There's no end to it, she murmured. They go right on doing the same things, claiming it serves some purpose. I remember Uncle George used to say when things went wrong that it didn't matter, because summer was coming. He so loved summer. But then when he ended his life it wasn't summer at all, it was the dead of winter.
And cold, said Alice. Such a cold New Year's Day when they found him, all the people in the village gathered down at the pond. At least it seemed like a great crowd then, everybody standing around with somber faces, not even shuffling their feet the way they did in church. I remember that.
And they made a great show of standing in front of us and holding us back so we wouldn't see. Poor dears, they were whispering, poor little dears. But I peeked while they were leading us away and I caught a glimpse of him, just the barest glimpse when they were laying him down on the ground, before they covered him up.
Oh I didn't really know what it meant then. All those whispers and those arms around us gently pulling us away, and the solemn staring faces and Mother crying and crying and trying to be so brave, trying to hold back her tears as she squeezed us and pressed us to her.
It was all so confusing and I began crying too, not for Uncle George, because I didn't understand that yet. But for Mother, because she seemed to be in so much pain, and because of the way everybody else was acting, whispering first their father and now this, and looking at us with such sad faces I wanted to cry for their sake.
No, I didn't understand it at all, not even the funeral and the words they said under the heavy sky at the cemetery. I don't think I even heard what they said, but I can still see that sky and the hill beyond the cemetery, against it, as if it were yesterday.
And then there's something I remember that happened after that. It was warmer by then so it must have been late spring, not long before we left for good. I was playing out back and I went into the shed where Uncle George had lived, where Mother had forbidden us to go after he died, to protect us so we wouldn't think of him.
I didn't have anything in mind really. I just tried the door without thinking and it opened, so I walked in.
And the sun was streaming in the window and the air was warm and dusty and close, and there were cobwebs everywhere, and the room looked so small and empty.

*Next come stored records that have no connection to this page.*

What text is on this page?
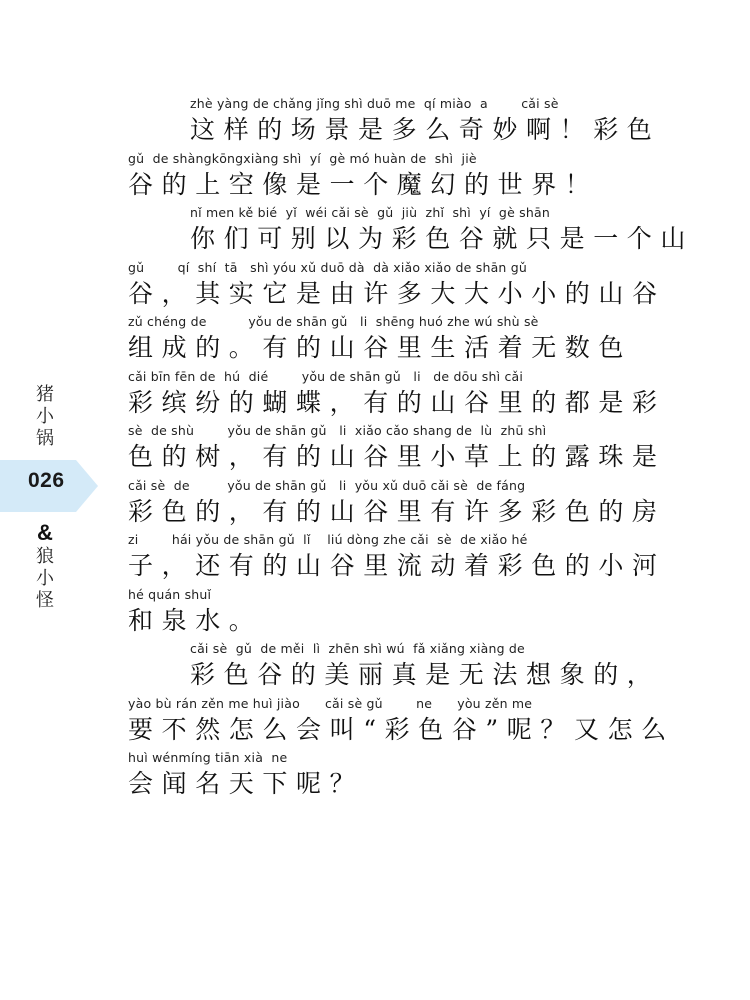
猪
小
锅
026
&
狼
小
怪
zhè yàng de chǎng jǐng shì duō me  qí miào  a        cǎi sè
这样的场景是多么奇妙啊！彩色
gǔ  de shàngkōngxiàng shì  yí  gè mó huàn de  shì  jiè
谷的上空像是一个魔幻的世界！
nǐ men kě bié  yǐ  wéi cǎi sè  gǔ  jiù  zhǐ  shì  yí  gè shān
你们可别以为彩色谷就只是一个山
gǔ        qí  shí  tā   shì yóu xǔ duō dà  dà xiǎo xiǎo de shān gǔ
谷，其实它是由许多大大小小的山谷
zǔ chéng de          yǒu de shān gǔ   li  shēng huó zhe wú shù sè
组成的。有的山谷里生活着无数色
cǎi bīn fēn de  hú  dié        yǒu de shān gǔ   li   de dōu shì cǎi
彩缤纷的蝴蝶，有的山谷里的都是彩
sè  de shù        yǒu de shān gǔ   li  xiǎo cǎo shang de  lù  zhū shì
色的树，有的山谷里小草上的露珠是
cǎi sè  de         yǒu de shān gǔ   li  yǒu xǔ duō cǎi sè  de fáng
彩色的，有的山谷里有许多彩色的房
zi        hái yǒu de shān gǔ  lǐ    liú dòng zhe cǎi  sè  de xiǎo hé
子，还有的山谷里流动着彩色的小河
hé quán shuǐ
和泉水。
cǎi sè  gǔ  de měi  lì  zhēn shì wú  fǎ xiǎng xiàng de
彩色谷的美丽真是无法想象的，
yào bù rán zěn me huì jiào      cǎi sè gǔ        ne      yòu zěn me
要不然怎么会叫“彩色谷”呢？又怎么
huì wénmíng tiān xià  ne
会闻名天下呢？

Most of his things had been taken away, but the little tarnished mirror still hung by the window and the pegs were still in the wall by the door where he used to hang his clothes, and his paddle was still up on the rafters where he'd always kept it, the one he'd used when he went fishing. So those things were still there, but they just seemed to make the room look smaller and emptier than ever. . . . So very empty, so terribly empty, I've never forgotten that. It made me sad because it looked as if no one had ever lived there.
Little Alice gazed down at the floor. She touched her hair.
Belle? Why do you think Uncle George did that? He had a place in the world and people liked him, and he had his job and things to do in his free time. Certainly Mother loved him and he always seemed to enjoy having us around. He was always joking with us and showing us how to do things, how to make little things.